Как светлый луч промелькнул Эмерсон в печальном и сумрачном Крэгенпуттоке. Карлейль все более и более чувствовал себя несчастным и беспомощным; временами им овладевало уныние. Дальнейшее пребывание в пустыне становилось невозможным.
Он снова обращается к мысли пойти по протоптанной тропинке, то есть найти себе какое-нибудь занятие помимо литературы. Из газет он узнал, что в Эдинбургском университете открылись вакансии при астрономической обсерватории и по кафедре риторики. Он не прочь был занять то или другое место и написал Джеффрею, в то время игравшему уже видную роль в либеральном министерстве, не может ли он оказать ему поддержку? Но Джеффрей довольно резко отвечал, что Карлейль не в состоянии конкурировать с другими претендентами, имеющими больше его прав на занятие места при обсерватории; что же касается риторики, то эта кафедра может быть занята только человеком выдающимся, пользующимся хорошо установившейся репутацией, как, например, Маколей… Конечно, Карлейлю было обидно выслушивать подобные речи от блестящего, но поверхностного «адвоката»; это отбило у него последнюю охоту выступить на проторенную дорогу, и он решился еще раз попытаться завоевать себе место в литературе, чтоб жить честным трудом литератора, в случае же неудачи – переселиться в Америку. Он действовал при этом, как сам говорит, с «рассудительным отчаянием». Но оставаться ли в Крэгенпуттоке или перебраться в Лондон, куда все настойчивее и настойчивее обращались в последнее время его мысли? Ничтожный случай решил вопрос в пользу Лондона: девушка, находившаяся у них в услужении, бросила их. «Чаша, – пишет по этому поводу Карлейль, – переполнилась от этой ничтожнейшей капли; после нескольких минут размышления мы сказали друг другу: зачем нам терпеть все эти подлости и гадости, сидеть в этом торфяном болоте, переносить одиночество, раздражаться и смущаться?.. Бросим все и отправимся в Лондон…» Сказано – сделано, и они немедленно приступили к осуществлению своей мысли.

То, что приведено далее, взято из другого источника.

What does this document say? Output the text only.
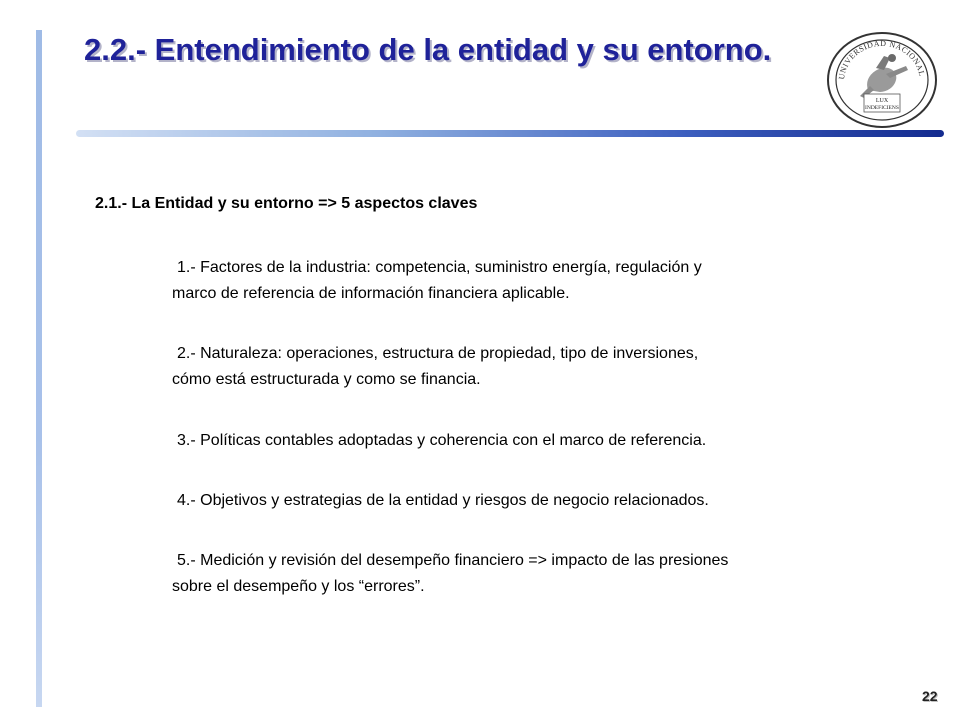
2.2.- Entendimiento de la entidad y su entorno.
UNIVERSIDAD NACIONAL
LUX
INDEFICIENS
2.1.- La Entidad y su entorno => 5 aspectos claves

1.- Factores de la industria: competencia, suministro energía, regulación y
marco de referencia de información financiera aplicable.

2.- Naturaleza: operaciones, estructura de propiedad, tipo de inversiones,
cómo está estructurada y como se financia.

3.- Políticas contables adoptadas y coherencia con el marco de referencia.

4.- Objetivos y estrategias de la entidad y riesgos de negocio relacionados.

5.- Medición y revisión del desempeño financiero => impacto de las presiones
sobre el desempeño y los “errores”.

22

Так кончилось пустынничество, продолжавшееся с небольшими перерывами шесть лет. Карлейлю оно принесло, бесспорно, громадную пользу. Бедность, лишения и неудачи сделали свое дело; они углубили его мысли и закалили сердце. Точно молот по раскаленному металлу, ударяли все эти беды по пылавшим диким огнем необузданной самобытности мыслям Карлейля, пока не придали им стройных, ясных очертаний. Благодаря этим шести годам, проведенным в неустанной работе, при полной умственной независимости, Карлейль вполне переработал смутно бродившие в нем мысли, накопил в своей памяти поистине изумительный запас фактов из всевозможных областей жизни и знания, победил свои сомнения и мог теперь выступить в полном блеске своего гения.